Four URMC researchers who received a U.S. patent for their innovative method of predicting the risk of recurrent heart attacks are eager to see their work brought to clinics, hospitals, and physicians’ offices around the world.

In 2015, the University of Rochester was granted a patent based on the work of James Corsetti, M.D., Ph.D., Charles Sparks, M.D., Daniel Ryan M.D., and Arthur Moss, M.D. The patent details a graphical exploratory data analysis tool called “outcome event mapping”, or OEM, as an approach for identifying subgroups of individuals at high or low risk for a medical outcome.

OEMOEM has been applied to identify heart attack patients at increased risk for further heart attacks.

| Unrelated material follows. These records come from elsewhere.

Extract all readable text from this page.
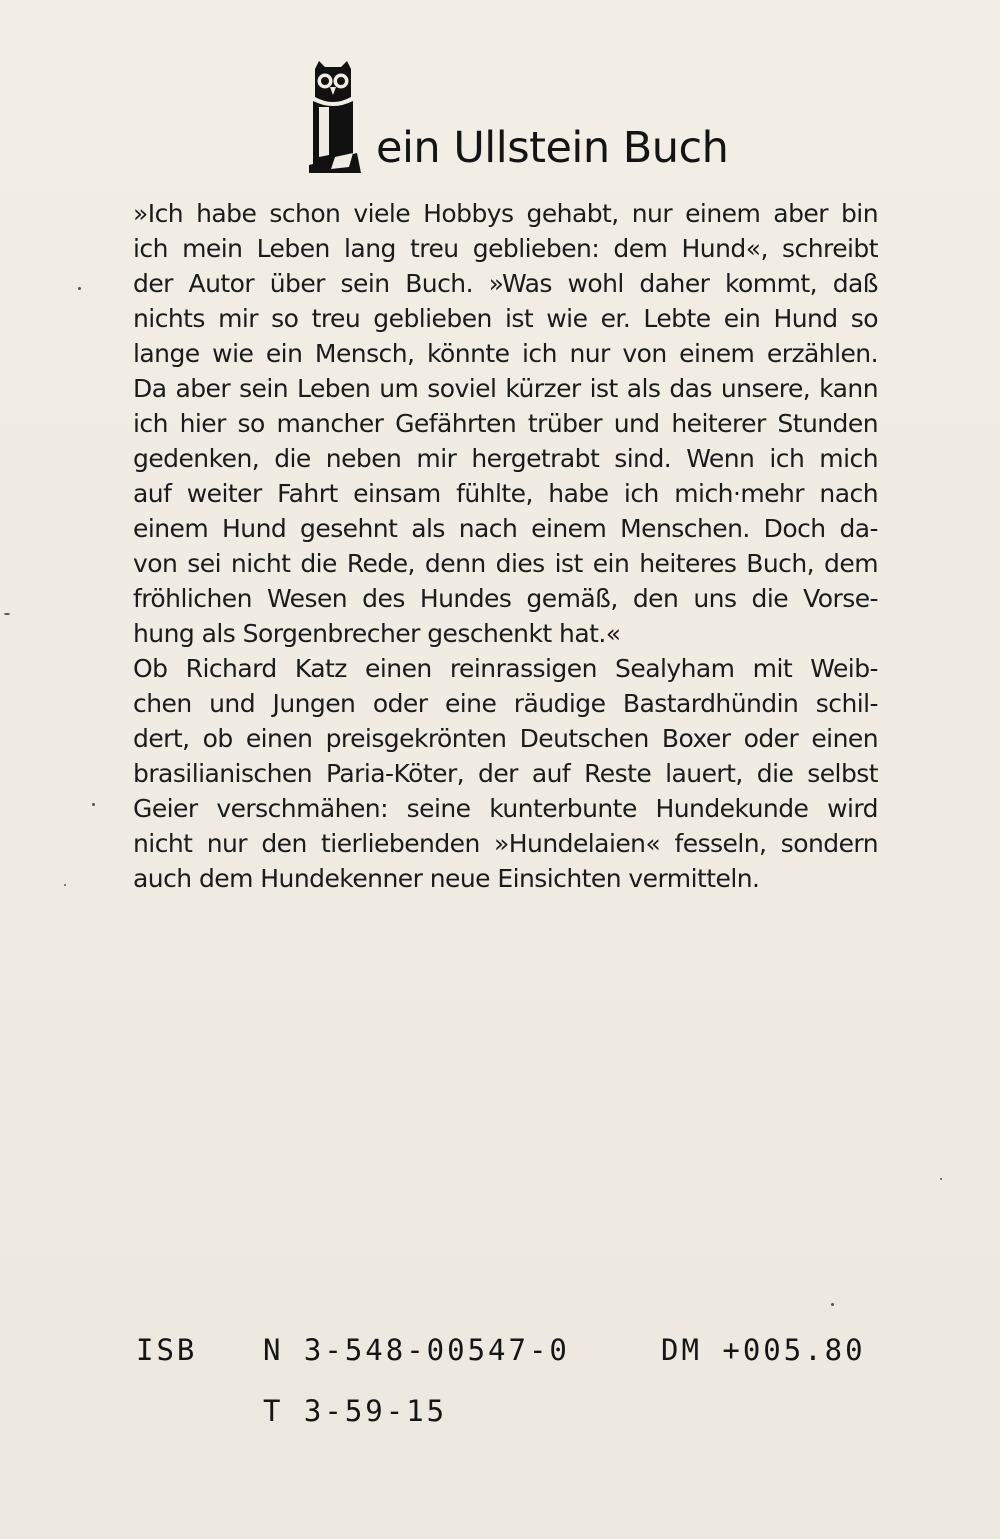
ein Ullstein Buch
»Ich habe schon viele Hobbys gehabt, nur einem aber bin
ich mein Leben lang treu geblieben: dem Hund«, schreibt
der Autor über sein Buch. »Was wohl daher kommt, daß
nichts mir so treu geblieben ist wie er. Lebte ein Hund so
lange wie ein Mensch, könnte ich nur von einem erzählen.
Da aber sein Leben um soviel kürzer ist als das unsere, kann
ich hier so mancher Gefährten trüber und heiterer Stunden
gedenken, die neben mir hergetrabt sind. Wenn ich mich
auf weiter Fahrt einsam fühlte, habe ich mich·mehr nach
einem Hund gesehnt als nach einem Menschen. Doch da-
von sei nicht die Rede, denn dies ist ein heiteres Buch, dem
fröhlichen Wesen des Hundes gemäß, den uns die Vorse-
hung als Sorgenbrecher geschenkt hat.«
Ob Richard Katz einen reinrassigen Sealyham mit Weib-
chen und Jungen oder eine räudige Bastardhündin schil-
dert, ob einen preisgekrönten Deutschen Boxer oder einen
brasilianischen Paria-Köter, der auf Reste lauert, die selbst
Geier verschmähen: seine kunterbunte Hundekunde wird
nicht nur den tierliebenden »Hundelaien« fesseln, sondern
auch dem Hundekenner neue Einsichten vermitteln.
ISB N 3-548-00547-0	DM +005.80
T 3-59-15
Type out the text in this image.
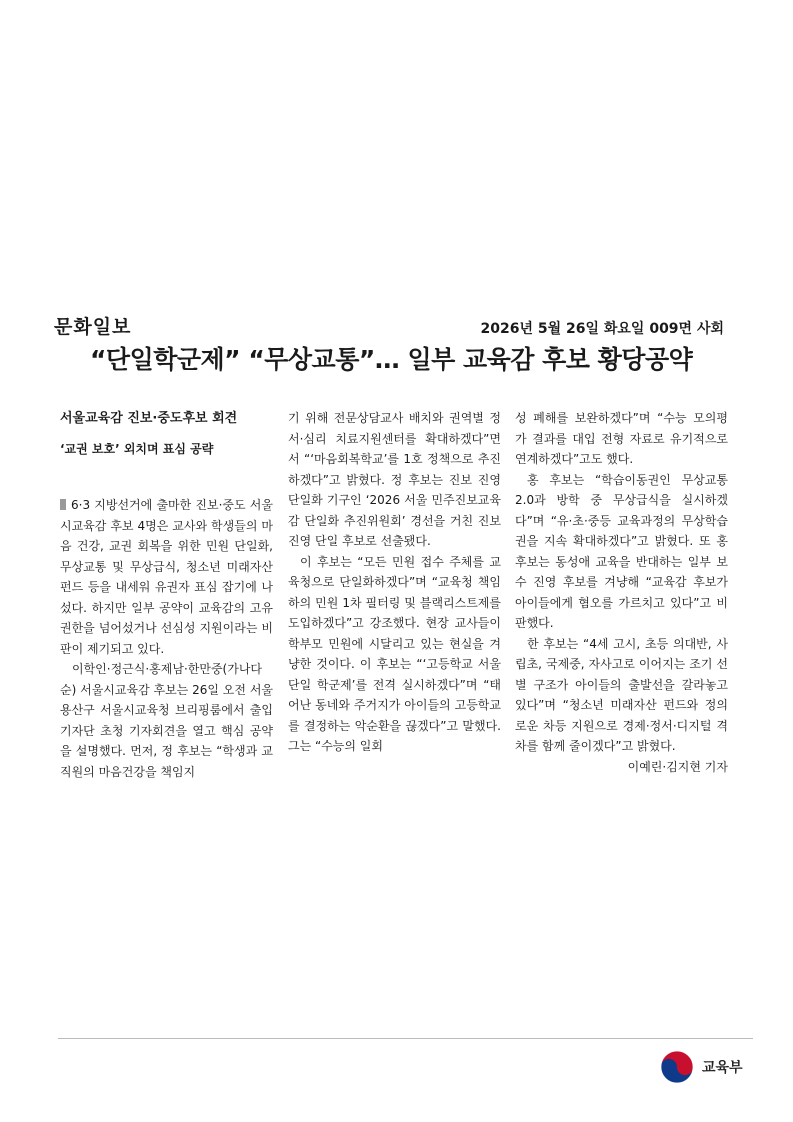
문화일보	2026년 5월 26일 화요일 009면 사회
“단일학군제” “무상교통”… 일부 교육감 후보 황당공약
서울교육감 진보·중도후보 회견
‘교권 보호’ 외치며 표심 공략

6·3 지방선거에 출마한 진보·중도 서울시교육감 후보 4명은 교사와 학생들의 마음 건강, 교권 회복을 위한 민원 단일화, 무상교통 및 무상급식, 청소년 미래자산 펀드 등을 내세워 유권자 표심 잡기에 나섰다. 하지만 일부 공약이 교육감의 고유 권한을 넘어섰거나 선심성 지원이라는 비판이 제기되고 있다.

이학인·정근식·홍제남·한만중(가나다순) 서울시교육감 후보는 26일 오전 서울 용산구 서울시교육청 브리핑룸에서 출입기자단 초청 기자회견을 열고 핵심 공약을 설명했다. 먼저, 정 후보는 “학생과 교직원의 마음건강을 책임지

기 위해 전문상담교사 배치와 권역별 정서·심리 치료지원센터를 확대하겠다”면서 “‘마음회복학교’를 1호 정책으로 추진하겠다”고 밝혔다. 정 후보는 진보 진영 단일화 기구인 ‘2026 서울 민주진보교육감 단일화 추진위원회’ 경선을 거친 진보 진영 단일 후보로 선출됐다.

이 후보는 “모든 민원 접수 주체를 교육청으로 단일화하겠다”며 “교육청 책임하의 민원 1차 필터링 및 블랙리스트제를 도입하겠다”고 강조했다. 현장 교사들이 학부모 민원에 시달리고 있는 현실을 겨냥한 것이다. 이 후보는 “‘고등학교 서울 단일 학군제’를 전격 실시하겠다”며 “태어난 동네와 주거지가 아이들의 고등학교를 결정하는 악순환을 끊겠다”고 말했다. 그는 “수능의 일회

성 폐해를 보완하겠다”며 “수능 모의평가 결과를 대입 전형 자료로 유기적으로 연계하겠다”고도 했다.

홍 후보는 “학습이동권인 무상교통 2.0과 방학 중 무상급식을 실시하겠다”며 “유·초·중등 교육과정의 무상학습권을 지속 확대하겠다”고 밝혔다. 또 홍 후보는 동성애 교육을 반대하는 일부 보수 진영 후보를 겨냥해 “교육감 후보가 아이들에게 혐오를 가르치고 있다”고 비판했다.

한 후보는 “4세 고시, 초등 의대반, 사립초, 국제중, 자사고로 이어지는 조기 선별 구조가 아이들의 출발선을 갈라놓고 있다”며 “청소년 미래자산 펀드와 정의로운 차등 지원으로 경제·정서·디지털 격차를 함께 줄이겠다”고 밝혔다.

이예린·김지현 기자
교육부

In this example, the method graphically illustrates risk over levels of two biomarkers of heart health: HDL (“the good”) cholesterol, and C-reactive protein (CRP), a marker of systemic inflammation.

The graph at right delineates combinations of the two marker levels associated with high-risk patient subgroups (peaks) and low-risk patient subgroups (valleys). 

In this example, the OEM approach has been extended to treat genetic data with the figure presenting OEMs for two states of a single nucleotide polymorphism (SNP) that show a well-defined, high-risk subgroup for one of the SNP states and virtually no risk for the other SNP state. OEM can therefore be used to predict whether patients who have already suffered heart attacks are at higher risk for a repeat occurrence.

The team of researchers behind the patent has been collaborating since the late 1990s to come up with new approaches to identify high risk populations. They believe this method has the potential to help physicians improve personalized patient care. 

UR Ventures, the technology transfer operation at the University of Rochester, is actively seeking an industrial partner who can make this diagnostic tool available to healthcare providers.